Assuming these caveats to be less problematic, the results indicate that Kayak takes joint revenues of the integrated firm into account (i.e., both commissions and cost per click, see Figure 1) and that it favors affiliated sales channels.
Although we cannot provide a definite conclusion on a socially optimal ranking, there are potential risks of ranking optimization by a vertically integrated meta-search platform, as suggested by the results. First, such a ranking may diverge from consumer interests and, by this, lower search quality. Second, worse ranking positions that come along with lower prices elsewhere may work similarly to price parity clauses that have been abolished in some European countries and are also prohibited for gatekeepers designated under the DMA.

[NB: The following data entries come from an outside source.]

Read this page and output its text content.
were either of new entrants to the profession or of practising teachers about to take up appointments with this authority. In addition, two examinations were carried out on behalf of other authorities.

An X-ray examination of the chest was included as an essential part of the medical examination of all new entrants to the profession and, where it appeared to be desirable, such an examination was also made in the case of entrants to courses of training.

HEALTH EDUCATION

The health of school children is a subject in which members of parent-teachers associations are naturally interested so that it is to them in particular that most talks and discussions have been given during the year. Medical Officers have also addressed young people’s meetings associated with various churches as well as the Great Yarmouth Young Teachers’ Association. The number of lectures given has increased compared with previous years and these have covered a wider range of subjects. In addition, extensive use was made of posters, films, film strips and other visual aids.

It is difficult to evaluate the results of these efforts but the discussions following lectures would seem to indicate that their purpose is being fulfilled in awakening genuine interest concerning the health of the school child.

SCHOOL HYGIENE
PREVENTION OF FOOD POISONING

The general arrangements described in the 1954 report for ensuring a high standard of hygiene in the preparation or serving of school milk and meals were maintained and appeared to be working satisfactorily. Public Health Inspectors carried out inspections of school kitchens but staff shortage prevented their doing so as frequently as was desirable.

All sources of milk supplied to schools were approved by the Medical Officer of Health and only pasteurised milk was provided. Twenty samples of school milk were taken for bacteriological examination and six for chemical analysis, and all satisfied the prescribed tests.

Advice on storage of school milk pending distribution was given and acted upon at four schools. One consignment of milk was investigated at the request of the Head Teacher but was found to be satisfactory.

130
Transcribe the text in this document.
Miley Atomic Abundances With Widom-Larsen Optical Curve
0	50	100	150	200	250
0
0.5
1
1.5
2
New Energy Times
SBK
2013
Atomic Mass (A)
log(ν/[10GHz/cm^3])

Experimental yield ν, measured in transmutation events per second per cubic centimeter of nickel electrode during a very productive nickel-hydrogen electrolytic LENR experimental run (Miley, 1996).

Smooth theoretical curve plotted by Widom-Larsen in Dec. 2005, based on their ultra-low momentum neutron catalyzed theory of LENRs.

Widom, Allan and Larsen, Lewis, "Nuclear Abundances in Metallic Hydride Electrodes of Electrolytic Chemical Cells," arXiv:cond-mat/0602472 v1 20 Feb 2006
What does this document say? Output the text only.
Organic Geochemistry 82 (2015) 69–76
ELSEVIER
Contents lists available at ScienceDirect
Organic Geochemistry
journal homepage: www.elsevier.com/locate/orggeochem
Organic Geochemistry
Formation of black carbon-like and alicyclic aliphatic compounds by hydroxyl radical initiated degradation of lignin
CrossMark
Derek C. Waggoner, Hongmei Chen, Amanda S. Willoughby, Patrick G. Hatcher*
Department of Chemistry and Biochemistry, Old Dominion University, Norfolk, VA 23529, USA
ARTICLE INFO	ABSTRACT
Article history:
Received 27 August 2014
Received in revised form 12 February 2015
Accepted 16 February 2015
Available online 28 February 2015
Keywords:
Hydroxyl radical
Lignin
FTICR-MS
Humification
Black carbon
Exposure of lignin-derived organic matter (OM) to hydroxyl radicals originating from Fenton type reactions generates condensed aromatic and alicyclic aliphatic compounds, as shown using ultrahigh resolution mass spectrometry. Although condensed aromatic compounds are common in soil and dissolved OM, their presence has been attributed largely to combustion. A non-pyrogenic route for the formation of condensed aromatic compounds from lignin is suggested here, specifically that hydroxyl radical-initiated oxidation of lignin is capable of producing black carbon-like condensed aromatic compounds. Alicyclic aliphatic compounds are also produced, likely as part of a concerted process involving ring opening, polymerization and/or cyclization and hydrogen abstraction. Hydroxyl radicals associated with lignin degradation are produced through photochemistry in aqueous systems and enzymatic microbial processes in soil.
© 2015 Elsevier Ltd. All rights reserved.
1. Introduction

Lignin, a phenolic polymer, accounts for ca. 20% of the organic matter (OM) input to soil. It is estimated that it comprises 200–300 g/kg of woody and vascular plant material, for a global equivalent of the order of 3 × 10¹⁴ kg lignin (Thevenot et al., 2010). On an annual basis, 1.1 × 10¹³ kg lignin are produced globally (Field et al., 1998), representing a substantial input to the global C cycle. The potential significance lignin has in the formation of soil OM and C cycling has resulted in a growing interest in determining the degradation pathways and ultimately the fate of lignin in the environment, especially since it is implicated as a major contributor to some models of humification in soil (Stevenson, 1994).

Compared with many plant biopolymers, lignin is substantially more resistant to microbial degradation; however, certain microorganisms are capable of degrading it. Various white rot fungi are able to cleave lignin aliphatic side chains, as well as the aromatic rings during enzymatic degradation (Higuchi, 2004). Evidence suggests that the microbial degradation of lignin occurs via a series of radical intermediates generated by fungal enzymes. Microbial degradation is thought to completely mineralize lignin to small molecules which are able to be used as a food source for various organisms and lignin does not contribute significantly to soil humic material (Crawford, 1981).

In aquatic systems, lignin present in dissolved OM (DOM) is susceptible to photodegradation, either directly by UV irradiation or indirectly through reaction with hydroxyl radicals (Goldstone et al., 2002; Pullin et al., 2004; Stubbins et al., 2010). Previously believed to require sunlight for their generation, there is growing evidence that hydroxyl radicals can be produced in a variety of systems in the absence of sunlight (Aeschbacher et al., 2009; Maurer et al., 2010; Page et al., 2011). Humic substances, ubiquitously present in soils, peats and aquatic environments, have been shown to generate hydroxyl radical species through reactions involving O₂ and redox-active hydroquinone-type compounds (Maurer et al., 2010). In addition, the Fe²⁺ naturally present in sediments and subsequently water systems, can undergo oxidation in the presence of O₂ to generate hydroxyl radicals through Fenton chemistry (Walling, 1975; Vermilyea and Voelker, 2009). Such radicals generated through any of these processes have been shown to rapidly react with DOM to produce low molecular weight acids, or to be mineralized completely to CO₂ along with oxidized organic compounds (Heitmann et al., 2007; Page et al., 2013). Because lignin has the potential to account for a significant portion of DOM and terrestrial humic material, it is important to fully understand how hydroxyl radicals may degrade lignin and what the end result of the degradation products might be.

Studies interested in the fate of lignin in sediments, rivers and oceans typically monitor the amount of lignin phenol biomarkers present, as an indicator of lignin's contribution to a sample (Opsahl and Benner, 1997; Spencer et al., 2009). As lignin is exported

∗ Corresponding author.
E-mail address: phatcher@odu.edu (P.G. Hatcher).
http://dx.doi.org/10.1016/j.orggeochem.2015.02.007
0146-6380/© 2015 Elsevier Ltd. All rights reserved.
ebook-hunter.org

This brings us back to the policy debate revolving around the power of digital platforms and how to warrant a contestable and fair digital economy. Our article provides a case in point to study how vertical integration affects the recommendation of products and suppliers by a digital platform but also demonstrates the challenges of the empirical analyses which necessitate better data. More generally, such empirical studies can inform the crucial debate about the implementation and enforcement of regulations involving business practices like self-preferencing.
This blog is based on Reinhold’s research published in Quantitative Marketing and Economics, which is included in the Platform Papers references dashboard:
Cure, M., Hunold, M., Kesler, R., Laitenberger, U., & Larrieu, T. (2022). Vertical Integration of Platforms and Product Prominence. Quantitative Marketing and Economics, 20, 353–395.